Road Revamp: New Regional Plan to Address Next 20 Years
By David Pittman
Increased safety, reduced congestion, and prettier, more scenic roads.
These are just some of the benefits Southern Arizonans gained from the 20-year regional transportation plan and half-cent sales tax passed by Pima County voters in 2006. That plan will soon end and the Regional Transportation Authority is looking ahead at a plan for the next 20 years.
Since the passage of the first plan, the RTA has provided more than $1.2 billion for construction, maintenance and services on highways, streets, bridges, intersections, sidewalks, transit, bus pullouts, bike paths, pedestrian crossings and signal technology throughout the county. As of May, more than 860 RTA projects have been completed throughout Pima County.
In the process, the RTA created tens of thousands of construction jobs to address infrastructure improvements, which, in turn, induced vast private commercial investments and enormous economic growth.
The current RTA plan expires in June 2026 and, looking ahead to the next 20 years and slate of projects, the RTA Board has tasked a 35-member Citizens Advisory Committee to produce a new plan. The CAC’s members represent all parts of the county and will work in tandem with the RTA Technical Management Committee.
Pima County Supervisor and RTA Board Chair Ramon Valadez said the “ultimate objective is to present a regional plan to voters that they will support and agree to fund through an extension of the RTA tax. This fund is critical to supporting our infrastructure needs, so it’s important we work together to get the draft plan voter-ready to meet our goal of providing an enhanced regional transportation system.”
Based on suggestions from the citizen’s committee, several guiding principles for development of a new regional plan have been articulated. These include a prioritization of regionally significant transportation needs, an implementation timeline with a budget and specific projects identified, enhancement and improvement of the system’s overall efficiency, and identification of future funding committments from each jurisdiction. Providing safer bicycle and pedestrian facilities, maintaining or improving air quality, creating better access to workplaces, and adding functionality to key corridors are also on the list.
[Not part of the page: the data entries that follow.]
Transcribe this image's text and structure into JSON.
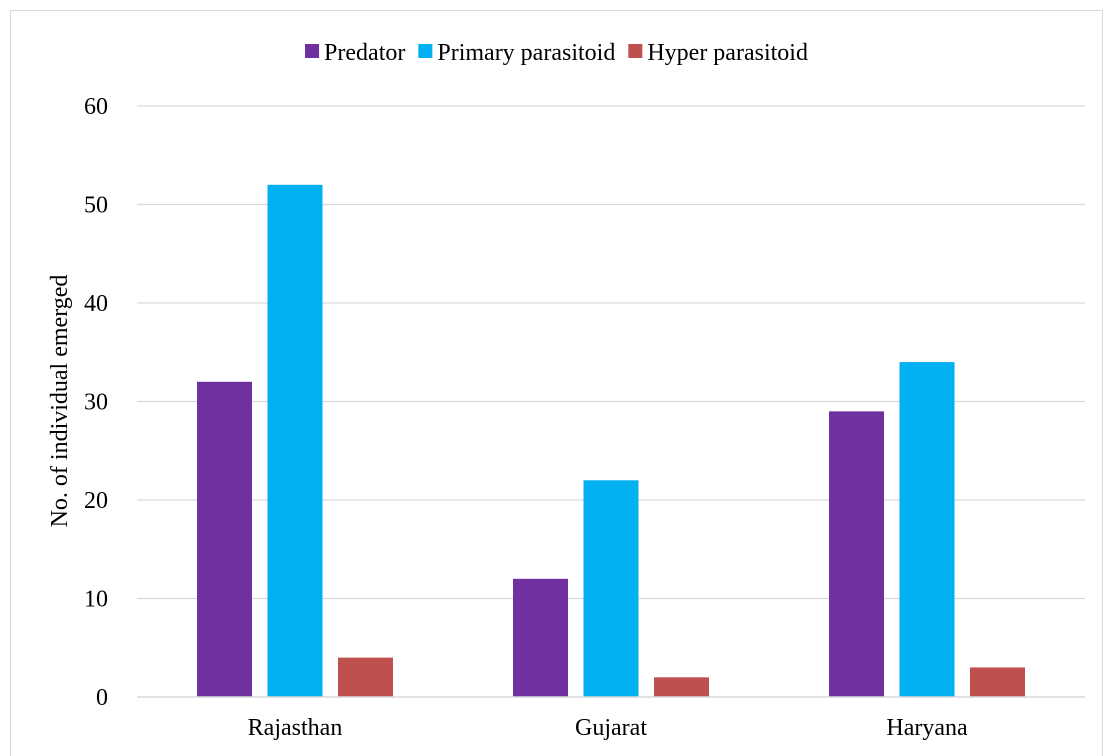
{
  "chart_data": {
    "type": "bar",
    "categories": [
      "Rajasthan",
      "Gujarat",
      "Haryana"
    ],
    "series": [
      {
        "name": "Predator",
        "color": "#7030a0",
        "values": [
          32,
          12,
          29
        ]
      },
      {
        "name": "Primary parasitoid",
        "color": "#00b0f0",
        "values": [
          52,
          22,
          34
        ]
      },
      {
        "name": "Hyper parasitoid",
        "color": "#c0504d",
        "values": [
          4,
          2,
          3
        ]
      }
    ],
    "title": "",
    "xlabel": "",
    "ylabel": "No. of individual emerged",
    "ylim": [
      0,
      60
    ],
    "yticks": [
      "0",
      "10",
      "20",
      "30",
      "40",
      "50",
      "60"
    ],
    "grid": true,
    "legend_position": "top-center"
  }
}
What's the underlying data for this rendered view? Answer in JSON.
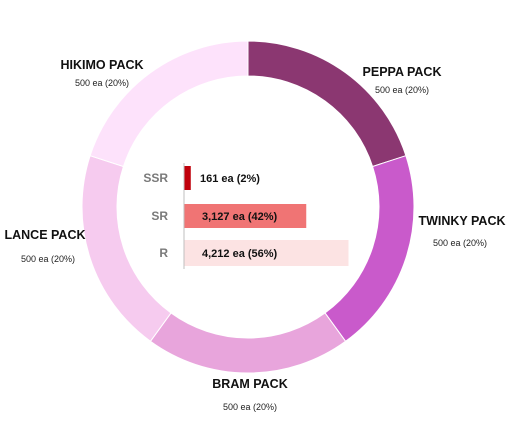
{
  "chart_data": [
    {
      "type": "pie",
      "variant": "donut",
      "slices": [
        {
          "name": "PEPPA PACK",
          "value": 500,
          "label": "500 ea (20%)",
          "color": "#8b3771"
        },
        {
          "name": "TWINKY PACK",
          "value": 500,
          "label": "500 ea (20%)",
          "color": "#c95acb"
        },
        {
          "name": "BRAM PACK",
          "value": 500,
          "label": "500 ea (20%)",
          "color": "#e8a5dc"
        },
        {
          "name": "LANCE PACK",
          "value": 500,
          "label": "500 ea (20%)",
          "color": "#f6cbef"
        },
        {
          "name": "HIKIMO PACK",
          "value": 500,
          "label": "500 ea (20%)",
          "color": "#fde2fb"
        }
      ]
    },
    {
      "type": "bar",
      "orientation": "horizontal",
      "categories": [
        "SSR",
        "SR",
        "R"
      ],
      "values": [
        161,
        3127,
        4212
      ],
      "labels": [
        "161 ea (2%)",
        "3,127 ea (42%)",
        "4,212 ea (56%)"
      ],
      "colors": [
        "#c0000b",
        "#f07474",
        "#fce3e3"
      ]
    }
  ]
}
Valadez, a member of the RTA board since its inception, said the second RTA plan will be developed utilizing the same “citizen driven, accountable and transparent” methods as the first. And most importantly, will be designed “together as one region absent of jurisdictional boundaries or turf wars.”
The original RTA legislation gave both Pima County and the City of Tucson unilateral veto power over any action of the RTA, but no such veto was ever issued.
“During an RTA discussion meeting of the PAG Regional Council in 2004, I surrendered the Pima County veto and invited my friend, Tucson Mayor Robert Walkup, to do the same – which he did,” Valadez recalled. “We did this because we understood that if we were to be successful, this had to be a collaborative effort of all partners in our region.”
Thomas McGovern, principle emeritus/consultant at Psomas, a leading Southwestern U.S. engineering firm, is chair of the CAC. He, too, is no stranger to the RTA process, having served on the CAC that developed the first RTA plan. A prominent Tucson business leader, McGovern is a board member of the Southern Arizona Leadership Council and a former board chair for the Tucson Metro Chamber.
McGovern said the CAC is in the early stages of creating the first draft of the new plan. After the initial plan is completed, he said there must be increased public input, plan refinement, and a final review by the RTA board and the various jurisdictions involved. No dates have been set for completion of the plan or the upcoming election.
“The RTA board would like our committee to work with all due haste in producing the plan so it can be examined by the public,” McGovern said. “In the end, voters must say ‘yes’ to the plan twice. In addition to approving the proposal itself, they must also pass the sales tax for another 20-year period.”